The projector was installed in an existing 120-seat hall in the Chinese capital at a cost of about 1.2 million yuan ($176,000).
“It is the first laser-screening set in the world,” a Beijing Phoebus Vision spokesman said. Han said that UME’s normal cinema projectors cost about 700,000 yuan ($102,000).
Several companies, including Mitsubishi, have demonstrated laser projection systems, said industry analyst Matt Brennensholtz of Norwalk, Conn.-based research firm Insight Media. These systems are usually very costly, he added.
“I’m not aware of anybody that’s used a laser projector in a movie theater before,” Brennensholtz said. “There were a number of tests, but I’ve never head of a public theater where you pay your ticket and go in and see one of these.”
A Google search for Phoebus Vision does not yield any results other than the THR.com article itself.

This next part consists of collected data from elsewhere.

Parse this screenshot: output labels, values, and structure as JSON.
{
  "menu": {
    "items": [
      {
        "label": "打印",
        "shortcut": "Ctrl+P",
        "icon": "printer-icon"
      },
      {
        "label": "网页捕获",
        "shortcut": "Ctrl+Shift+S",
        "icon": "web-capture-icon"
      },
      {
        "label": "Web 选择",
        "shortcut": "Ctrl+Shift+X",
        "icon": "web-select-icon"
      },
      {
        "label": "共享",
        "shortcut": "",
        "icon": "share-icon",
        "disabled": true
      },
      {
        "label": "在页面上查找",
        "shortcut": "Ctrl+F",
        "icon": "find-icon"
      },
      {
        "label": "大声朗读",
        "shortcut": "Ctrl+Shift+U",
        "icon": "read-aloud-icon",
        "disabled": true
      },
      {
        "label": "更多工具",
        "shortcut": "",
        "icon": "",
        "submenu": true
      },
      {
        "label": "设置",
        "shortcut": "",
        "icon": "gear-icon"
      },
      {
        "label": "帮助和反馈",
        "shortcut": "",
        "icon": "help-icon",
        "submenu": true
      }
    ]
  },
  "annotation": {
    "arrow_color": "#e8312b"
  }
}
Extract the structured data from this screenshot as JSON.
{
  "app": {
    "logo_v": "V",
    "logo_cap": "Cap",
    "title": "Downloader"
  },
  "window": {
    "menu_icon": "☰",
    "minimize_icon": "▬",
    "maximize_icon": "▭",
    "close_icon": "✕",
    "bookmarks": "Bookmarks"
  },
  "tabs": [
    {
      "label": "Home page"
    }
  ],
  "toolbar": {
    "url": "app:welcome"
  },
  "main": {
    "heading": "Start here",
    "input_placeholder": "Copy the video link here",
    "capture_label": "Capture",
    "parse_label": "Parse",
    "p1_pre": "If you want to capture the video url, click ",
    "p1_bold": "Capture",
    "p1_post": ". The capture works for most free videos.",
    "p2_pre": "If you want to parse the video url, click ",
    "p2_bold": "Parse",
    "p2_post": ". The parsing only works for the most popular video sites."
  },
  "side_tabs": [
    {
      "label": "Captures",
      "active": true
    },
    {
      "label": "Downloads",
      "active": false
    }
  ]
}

That an unknown company should have come out of nowhere and perfected laser technology is not impossible, but it is highly unlikely.
The only time lasers have been used for a paying audience was at the 2005 Expo in Japan where Sony demonstrated the GLV projector (based on techonlogy developed by Silicon Light Machine) in the ‘Sony Dream Theatre’ (PDF link here) that it has since kept under wraps while it promoted its SXRD 4K projector.
There is no mention of the brightness, resolution or even of the laser are direct projection CRT-style or whether they are just used as a light source. So for now this one is to be taken with a big pinch of salt.